Which brings me to my last point...one-key keyboards shortcuts in combination with a well customised Wacom tablet go along way to improving your productivity as a designer.  There’s not many commands within Photoshop where I’m still opening drop down menus...if there’s a keyboard shortcut, I’m using it.

So overall, I’m super happy with my Wacom and would highly recommend the quality of the Pro version which doesn’t come with any special program software such as Corel Paint etc like the cheaper “amateurish” versions do.  After reading less than complimentary comments on the feel of the pen after prolonged use on these cheaper Wacom models I decided on the Pro and I must say it has elevated my game to a new level.

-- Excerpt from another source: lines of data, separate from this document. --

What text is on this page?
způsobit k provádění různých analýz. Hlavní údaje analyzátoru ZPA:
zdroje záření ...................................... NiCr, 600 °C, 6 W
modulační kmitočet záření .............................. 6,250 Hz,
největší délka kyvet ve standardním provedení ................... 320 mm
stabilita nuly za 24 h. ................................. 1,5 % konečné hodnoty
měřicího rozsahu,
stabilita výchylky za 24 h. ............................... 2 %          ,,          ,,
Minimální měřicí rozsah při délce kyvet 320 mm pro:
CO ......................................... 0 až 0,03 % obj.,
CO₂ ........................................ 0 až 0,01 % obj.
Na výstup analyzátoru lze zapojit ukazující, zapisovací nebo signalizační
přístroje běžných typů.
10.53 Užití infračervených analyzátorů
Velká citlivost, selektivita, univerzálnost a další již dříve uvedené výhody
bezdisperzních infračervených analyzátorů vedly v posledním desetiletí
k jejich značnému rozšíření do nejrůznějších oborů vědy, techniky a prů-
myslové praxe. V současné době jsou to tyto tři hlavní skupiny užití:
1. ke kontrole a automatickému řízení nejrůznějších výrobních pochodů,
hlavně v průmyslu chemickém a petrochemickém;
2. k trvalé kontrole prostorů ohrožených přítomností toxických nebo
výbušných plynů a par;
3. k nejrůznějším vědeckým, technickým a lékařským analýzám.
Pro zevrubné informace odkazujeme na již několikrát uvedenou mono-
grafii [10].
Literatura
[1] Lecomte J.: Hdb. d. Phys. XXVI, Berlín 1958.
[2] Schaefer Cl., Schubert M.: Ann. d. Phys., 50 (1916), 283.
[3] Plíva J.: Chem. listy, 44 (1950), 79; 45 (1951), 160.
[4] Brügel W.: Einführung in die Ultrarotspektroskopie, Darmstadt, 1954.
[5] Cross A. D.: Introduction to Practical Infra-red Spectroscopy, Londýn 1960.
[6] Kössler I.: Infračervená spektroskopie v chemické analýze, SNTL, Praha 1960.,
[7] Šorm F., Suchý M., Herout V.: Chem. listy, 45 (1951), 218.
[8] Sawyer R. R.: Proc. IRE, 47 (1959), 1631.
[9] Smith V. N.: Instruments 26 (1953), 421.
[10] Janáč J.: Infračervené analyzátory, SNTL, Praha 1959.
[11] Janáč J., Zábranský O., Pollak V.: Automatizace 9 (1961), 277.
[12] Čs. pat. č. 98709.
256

The only less positive points I’d add to this commentary are that I’ve managed to scratch a small section of the glass surface of the tablet by what I can only think was applying too much pressure to the pen’s tip.  I realised that the rounded tip appeared damaged and its roundness lost which meant a sharp pointed tip which inevitably caused scratches. After changing to a different type of tip I see the same happening and I wonder whether it’s just me as I don’t remember reading any negatives in this regard?

Anyhow, Wacom isn’t the cheapest out there and I’m sure there’s equally good tablets that can do the job just as well but if you want to go with an industry standard, Wacom won’t disappoint and if you intend to elevate your design practice to the next level, the Wacom Pro tablet is your friend!